ACO matters because it changes treatment. People with pure COPD are generally managed with long-acting bronchodilators, while people with asthma rely heavily on inhaled corticosteroids to control inflammation. Patients with overlap features tend to need both. They also tend to have more frequent flare-ups and worse quality of life than people with either condition alone, so identifying the overlap early makes a practical difference in how aggressively the condition is managed.
Why the Distinction Matters for You
The difference between asthma and COPD isn’t just academic. It shapes what medications work, what to expect over time, and what lifestyle changes matter most. Asthma, even when severe, can often be well controlled. Symptoms don’t necessarily worsen over the years, and many people live with minimal limitations. COPD, by contrast, is progressive.

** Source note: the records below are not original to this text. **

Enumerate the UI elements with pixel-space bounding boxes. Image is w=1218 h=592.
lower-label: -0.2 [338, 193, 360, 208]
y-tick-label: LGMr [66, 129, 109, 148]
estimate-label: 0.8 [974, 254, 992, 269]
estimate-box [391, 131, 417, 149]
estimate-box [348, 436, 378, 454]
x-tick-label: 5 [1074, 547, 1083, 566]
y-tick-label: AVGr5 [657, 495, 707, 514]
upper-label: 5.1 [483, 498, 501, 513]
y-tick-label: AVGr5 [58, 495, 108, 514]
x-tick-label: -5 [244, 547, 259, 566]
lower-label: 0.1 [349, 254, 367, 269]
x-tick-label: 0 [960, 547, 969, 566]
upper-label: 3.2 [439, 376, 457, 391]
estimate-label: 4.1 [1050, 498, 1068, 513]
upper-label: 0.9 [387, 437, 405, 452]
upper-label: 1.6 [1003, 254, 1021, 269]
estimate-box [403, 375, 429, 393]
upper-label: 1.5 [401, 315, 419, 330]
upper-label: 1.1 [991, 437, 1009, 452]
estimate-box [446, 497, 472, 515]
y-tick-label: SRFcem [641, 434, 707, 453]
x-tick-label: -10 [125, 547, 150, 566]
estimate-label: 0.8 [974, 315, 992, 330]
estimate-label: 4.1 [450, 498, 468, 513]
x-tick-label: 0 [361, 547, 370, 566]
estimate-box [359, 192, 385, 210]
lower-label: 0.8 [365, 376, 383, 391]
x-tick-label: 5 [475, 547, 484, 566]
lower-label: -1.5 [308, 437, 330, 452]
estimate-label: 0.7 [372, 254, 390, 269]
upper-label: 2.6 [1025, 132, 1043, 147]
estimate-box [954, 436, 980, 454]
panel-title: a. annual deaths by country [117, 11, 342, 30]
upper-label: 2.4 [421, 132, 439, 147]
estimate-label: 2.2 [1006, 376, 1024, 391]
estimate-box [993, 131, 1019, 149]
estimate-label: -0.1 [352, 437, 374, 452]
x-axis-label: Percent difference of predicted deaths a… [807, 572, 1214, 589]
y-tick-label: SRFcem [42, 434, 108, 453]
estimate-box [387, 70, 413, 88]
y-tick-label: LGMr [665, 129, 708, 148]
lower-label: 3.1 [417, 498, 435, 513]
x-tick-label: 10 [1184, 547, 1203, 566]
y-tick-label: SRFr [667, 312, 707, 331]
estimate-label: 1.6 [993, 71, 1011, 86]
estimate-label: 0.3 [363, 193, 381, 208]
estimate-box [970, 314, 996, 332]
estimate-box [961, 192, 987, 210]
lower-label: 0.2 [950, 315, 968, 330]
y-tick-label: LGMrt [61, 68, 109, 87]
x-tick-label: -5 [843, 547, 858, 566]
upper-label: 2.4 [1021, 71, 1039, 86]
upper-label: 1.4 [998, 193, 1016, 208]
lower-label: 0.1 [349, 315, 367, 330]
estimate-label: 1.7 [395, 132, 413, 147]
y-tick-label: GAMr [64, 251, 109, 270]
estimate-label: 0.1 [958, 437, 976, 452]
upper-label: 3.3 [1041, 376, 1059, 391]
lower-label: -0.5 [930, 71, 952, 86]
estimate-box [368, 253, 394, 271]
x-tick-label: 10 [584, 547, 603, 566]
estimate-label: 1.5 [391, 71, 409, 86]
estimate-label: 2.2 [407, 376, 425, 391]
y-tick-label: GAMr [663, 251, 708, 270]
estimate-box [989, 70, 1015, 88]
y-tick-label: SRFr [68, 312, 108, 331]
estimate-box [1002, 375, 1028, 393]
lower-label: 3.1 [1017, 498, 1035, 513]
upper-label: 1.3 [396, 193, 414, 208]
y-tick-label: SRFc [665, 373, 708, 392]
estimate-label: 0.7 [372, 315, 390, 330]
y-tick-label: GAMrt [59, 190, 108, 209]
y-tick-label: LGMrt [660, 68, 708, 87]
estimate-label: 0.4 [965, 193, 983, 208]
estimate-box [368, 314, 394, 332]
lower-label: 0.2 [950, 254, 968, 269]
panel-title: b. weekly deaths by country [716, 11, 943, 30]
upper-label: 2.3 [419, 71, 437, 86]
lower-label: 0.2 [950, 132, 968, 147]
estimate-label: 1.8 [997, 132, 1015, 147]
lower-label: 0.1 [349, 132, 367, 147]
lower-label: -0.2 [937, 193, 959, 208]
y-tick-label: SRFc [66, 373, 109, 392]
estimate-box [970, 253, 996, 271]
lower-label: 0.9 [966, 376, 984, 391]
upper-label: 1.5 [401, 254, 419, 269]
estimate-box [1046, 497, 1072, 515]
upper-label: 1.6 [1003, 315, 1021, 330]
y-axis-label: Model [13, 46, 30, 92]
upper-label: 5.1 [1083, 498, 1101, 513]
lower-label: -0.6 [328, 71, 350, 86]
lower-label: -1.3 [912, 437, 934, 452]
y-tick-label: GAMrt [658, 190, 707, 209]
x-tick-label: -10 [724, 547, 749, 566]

Lung function declines over time, and the primary goal of treatment shifts toward slowing that decline and managing symptoms rather than achieving full control.
If you smoke and have asthma, quitting is critical not just for the asthma itself but because continued smoking dramatically increases the risk of developing COPD alongside it, pushing you into that overlap category where outcomes are worse. If you’ve been told you have one condition but your symptoms don’t match the expected pattern, or your medications aren’t working the way they should, it’s worth asking whether the other condition, or an overlap of both, might be part of the picture. Spirometry with a bronchodilator response, combined with blood eosinophil counts or a FeNO breath test, can usually clarify things.